Each column is labeled with the name of the variable being measured and the units of measurement in parentheses below the variable name. Notice that each data entry in a given column is written to the same number of decimal places. The measuring device and technique used in the experiment determines the number of decimal places. In the mass column she recorded mass to the nearest 0.1 g because her balance was calibrated to the nearest 0.1 g. In the "time for 10 swings" column the time was reported to the nearest 0.01 s because the stopwatch gave times to that precision. A case could be made for only reporting the time to the nearest 0.1 s due to reaction time. It is important to exercise good judgment when recording data so as to honestly report how certain you are of your measurements.

It is a good idea to construct the data table before collecting the data. Too often, students will write down data in a disorderly fashion and then try to build their data table. This defeats the purpose of a data table that is to organize and make certain that data is clear and consistent.

Once the raw data has been collected for the experiment, you will proceed to prepare the data for graphing. Before you can graph the data in many experiments, you will need to manipulate the data so that it is ready to graph. For instance, this experiment was designed to test the effect of changing the mass of the pendulum on the period. The period is defined as the time for one swing. The experimenter, in an effort to reduce the error associated with timing the pendulum, decided to measure the time for 10 swings instead of for only one swing.

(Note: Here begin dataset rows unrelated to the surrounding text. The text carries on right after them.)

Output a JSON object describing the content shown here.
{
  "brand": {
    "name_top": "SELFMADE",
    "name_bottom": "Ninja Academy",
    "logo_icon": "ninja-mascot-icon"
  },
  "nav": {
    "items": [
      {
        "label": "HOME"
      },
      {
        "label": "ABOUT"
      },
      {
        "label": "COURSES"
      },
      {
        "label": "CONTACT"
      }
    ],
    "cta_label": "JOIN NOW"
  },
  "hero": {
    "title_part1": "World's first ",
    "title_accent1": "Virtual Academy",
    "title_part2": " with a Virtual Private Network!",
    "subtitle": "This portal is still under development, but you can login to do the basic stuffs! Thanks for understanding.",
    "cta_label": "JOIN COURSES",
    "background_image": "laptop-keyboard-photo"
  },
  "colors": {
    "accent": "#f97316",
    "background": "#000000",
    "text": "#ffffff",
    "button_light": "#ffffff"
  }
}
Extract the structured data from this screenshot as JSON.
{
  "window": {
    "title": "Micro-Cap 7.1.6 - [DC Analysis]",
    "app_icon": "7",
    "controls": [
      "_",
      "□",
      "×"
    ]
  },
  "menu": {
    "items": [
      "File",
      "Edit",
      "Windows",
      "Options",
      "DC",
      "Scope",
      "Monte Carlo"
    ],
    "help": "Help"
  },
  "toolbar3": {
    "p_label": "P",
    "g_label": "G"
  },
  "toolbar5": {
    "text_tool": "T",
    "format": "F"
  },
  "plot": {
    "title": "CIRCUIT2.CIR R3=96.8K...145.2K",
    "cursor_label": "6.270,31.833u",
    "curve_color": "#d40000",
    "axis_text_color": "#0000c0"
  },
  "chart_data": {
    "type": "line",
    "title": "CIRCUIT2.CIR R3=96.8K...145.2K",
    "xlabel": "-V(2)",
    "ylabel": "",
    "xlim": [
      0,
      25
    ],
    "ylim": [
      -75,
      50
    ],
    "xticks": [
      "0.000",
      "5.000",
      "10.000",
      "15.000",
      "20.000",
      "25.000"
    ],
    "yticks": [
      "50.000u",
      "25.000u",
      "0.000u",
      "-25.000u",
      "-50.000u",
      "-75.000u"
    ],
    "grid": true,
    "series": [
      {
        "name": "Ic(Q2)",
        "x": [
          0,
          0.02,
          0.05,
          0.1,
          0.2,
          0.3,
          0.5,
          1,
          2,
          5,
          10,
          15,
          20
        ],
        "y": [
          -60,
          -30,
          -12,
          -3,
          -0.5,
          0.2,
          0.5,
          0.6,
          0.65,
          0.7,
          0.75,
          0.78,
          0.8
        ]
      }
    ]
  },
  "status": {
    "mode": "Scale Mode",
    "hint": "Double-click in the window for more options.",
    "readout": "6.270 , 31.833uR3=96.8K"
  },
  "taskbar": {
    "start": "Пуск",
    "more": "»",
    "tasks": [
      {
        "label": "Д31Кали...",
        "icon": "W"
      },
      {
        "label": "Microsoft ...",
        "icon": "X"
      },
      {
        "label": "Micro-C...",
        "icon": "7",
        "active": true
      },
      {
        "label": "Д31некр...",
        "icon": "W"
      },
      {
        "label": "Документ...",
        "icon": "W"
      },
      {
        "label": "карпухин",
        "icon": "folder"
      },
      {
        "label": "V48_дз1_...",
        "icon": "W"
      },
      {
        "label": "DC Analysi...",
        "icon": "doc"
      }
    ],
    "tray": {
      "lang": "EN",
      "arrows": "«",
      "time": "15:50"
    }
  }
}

Obviously, a calculation must be done before the period can be determined. Also, the experimenter took three trials for each mass value. It is unnecessary to plot each of the times for each mass since there should be one representative time for each mass. Multiple trials are usually taken in an experiment where it is difficult to make a given measurement easily. Making multiple measurements (three to five) can help the experimenter determine whether or not the data is representative of the actual value or might be in error.

For instance if you were to measure the time for a 40.0 g pendulum five times and the times you recorded were 15.86 s, 15.53 s, 15.47 s, 16.55 s, and 15.72 s you might have an idea that something was wrong with one of your data points. The wise experimenter would then carefully collect another data point for the 40.0 g pendulum. If its value were closer to the other four points than the 16.55 s measured, it would be used in place of the point that seemed out of place. If the value remained in line with the 16.55-s measured, you might need to perform still more trials for the 40.0 g pendulum to determine the appropriate time for its swings.

Usually, when multiple trials are collected for a data point, the trials are averaged to determine a representative value of that data point. This should be done only if the trials seem consistent enough to warrant an average. If you have one or more trials that are significantly different than your others, you need to look for an error in your technique or equipment setup that might be causing the problem. If a problem is found, the data should be recollected for any trials for which the error might have affected the results.

Let's say that in the previous example, the retrial yields a time of 15.68 s. Since this is in the range of four out of the five trials, you might be justified in replacing the value of 16.55 with 15.68 s and then using an average of the five consistent trials to represent the data point.